Re: Im Best-Ager-Alter angekommen...
geschrieben von Achras
als Antwort auf libelle vom 06.07.2012, 20:14:50
Es war die Zeit des Timothy Leary, des LSDs, Carlos Castaneda mit Don Juan und Don Genaro, und Woodstock im August 1969. Es war sicher die aufregendste Zeit meines Lebens. Nie wieder war ich so involviert in das musikalische wie auch literarische Geschehen.
Vielen Dank für die Beteiligung am Gesprächsstrang! - Nein, als "Störung" würde ich's nicht werten, wenn in einem Online-Forum sich jemand in einen Thread "einklinkt".
Zu meiner Schande muss ich gestehen, die eigentlich Hippie-Zeit nicht bewußt miterlebt zu haben, als hierzulande die Sprechchöre langhaariger und "unruhestiftender" Studenten durch die Straßen zogen, wurde ich gerade eingeschult.
Und als ich mich für Musik zu interessieren begann, war die Zeit des Progressive- und des Glamrock praktisch vorbei und wurde durch den Discosound und Punk abgelöst, was ich beides ablehnte. Als Teenager törnten mich sozusagen die Bands an, die, hätte ich einen älteren Bruder gehabt, dieser gehört hätte... und so wurden zum Startpunkt meiner eigenen Schallplattensammlung (Singles habe ich stets ignoriert) etwa "Atom Heart Mother" von Pink Floyd, "Tarkus" von Emerson, Lake & Palmer usw. - daß ich seinerzeit versäumt habe, Bands wie Soft Machine oder Spirit zu beachten, läßt sich ja noch nachholen bzw. wiedergutmachen. Gentle Giant ist schon längere Zeit vertreten, Traffic hat mich leider nicht so sehr in den Bann gezogen, und in Sachen Rory Gallagher gibt's auch noch Nachholbedarf. An Lücken mangelt's aber leider wirklich nicht...
Danke für den Bo Hansson-Link.
david
david
Mitglied

Re: Im Best-Ager-Alter angekommen...
geschrieben von david
als Antwort auf libelle vom 06.07.2012, 20:14:50
Aber nein Libelle,

gewiss störst Du hier keine Kreise sondern bist eine Bereicherung und ich freue mich sehr, wenn dieses Thema hier noch ein wenig fortgesetzt wird. Leider kann ich nicht so viel an Wissen beitragen, denn als 68er Jahrgang wurde ich zwar in der Stimmung der Studentenproteste und Bürgerrechtsbewegungen geboren und bin mit der Musik von Bob Dylan und Joan Baez aufgewachsen - miterlebt hab ich die Zeit aber nicht.

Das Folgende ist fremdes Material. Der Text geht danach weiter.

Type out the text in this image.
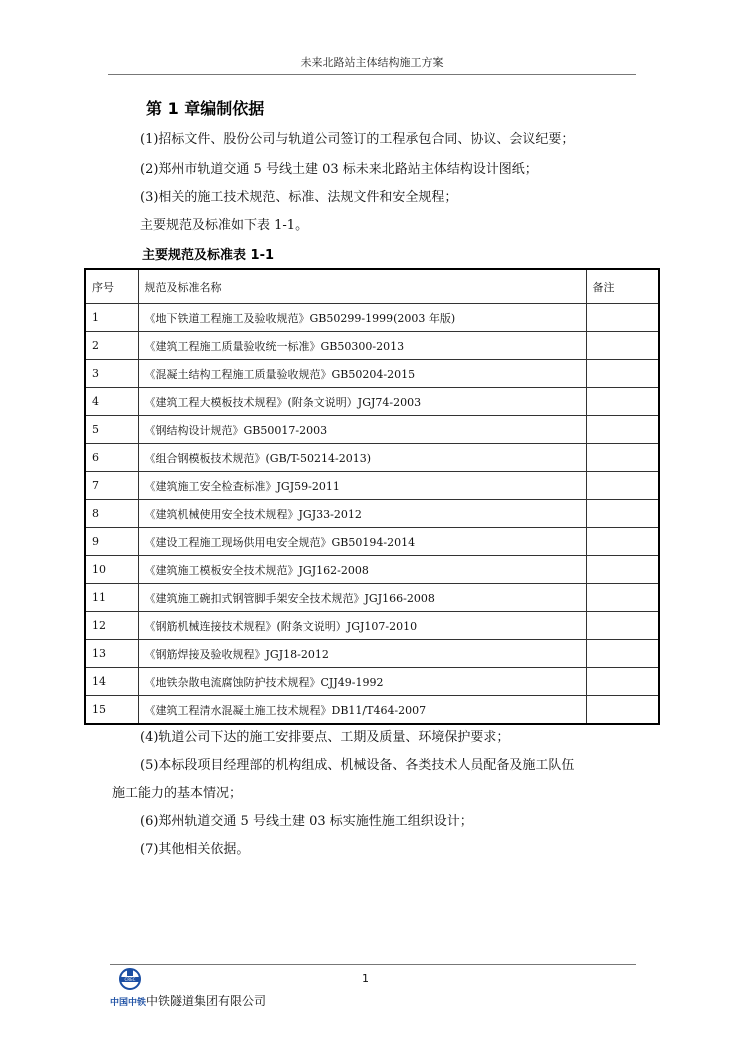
未来北路站主体结构施工方案
第 1 章编制依据
(1)招标文件、股份公司与轨道公司签订的工程承包合同、协议、会议纪要；
(2)郑州市轨道交通 5 号线土建 03 标未来北路站主体结构设计图纸；
(3)相关的施工技术规范、标准、法规文件和安全规程；
主要规范及标准如下表 1-1。
主要规范及标准表 1-1
序号	规范及标准名称	备注
1	《地下铁道工程施工及验收规范》GB50299-1999(2003 年版)	
2	《建筑工程施工质量验收统一标准》GB50300-2013	
3	《混凝土结构工程施工质量验收规范》GB50204-2015	
4	《建筑工程大模板技术规程》(附条文说明）JGJ74-2003	
5	《钢结构设计规范》GB50017-2003	
6	《组合钢模板技术规范》(GB/T-50214-2013)	
7	《建筑施工安全检查标准》JGJ59-2011	
8	《建筑机械使用安全技术规程》JGJ33-2012	
9	《建设工程施工现场供用电安全规范》GB50194-2014	
10	《建筑施工模板安全技术规范》JGJ162-2008	
11	《建筑施工碗扣式钢管脚手架安全技术规范》JGJ166-2008	
12	《钢筋机械连接技术规程》(附条文说明）JGJ107-2010	
13	《钢筋焊接及验收规程》JGJ18-2012	
14	《地铁杂散电流腐蚀防护技术规程》CJJ49-1992	
15	《建筑工程清水混凝土施工技术规程》DB11/T464-2007	
(4)轨道公司下达的施工安排要点、工期及质量、环境保护要求；
(5)本标段项目经理部的机构组成、机械设备、各类技术人员配备及施工队伍
施工能力的基本情况；
(6)郑州轨道交通 5 号线土建 03 标实施性施工组织设计；
(7)其他相关依据。
1
CREC
中国中铁中铁隧道集团有限公司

Allerdings hatte ich als Kind einen guten 'Mentor', der hunderte von Platten aus dieser Zeit besaß und auch aus den anfänglichen Siebzigern. Dort lernte ich Frank Zappa kennen, Pink Floyd und Led Zeppelin, CCR, The Doors, Deep Purple, Santana und viele mehr. Meine erste eigene LP war allerdings "Who's next", darauf bin ich heute noch stolz - und eine von Rory Gallagher war auch bald im Regal (Shine Kicker)... Bald erreichte jedoch auch mich der Punk und die New Wave, bis ich mit 14 zu einer Band fand, die ich auch noch heute gerne als meine Lieblingsband bezeichne: Die Talking Heads!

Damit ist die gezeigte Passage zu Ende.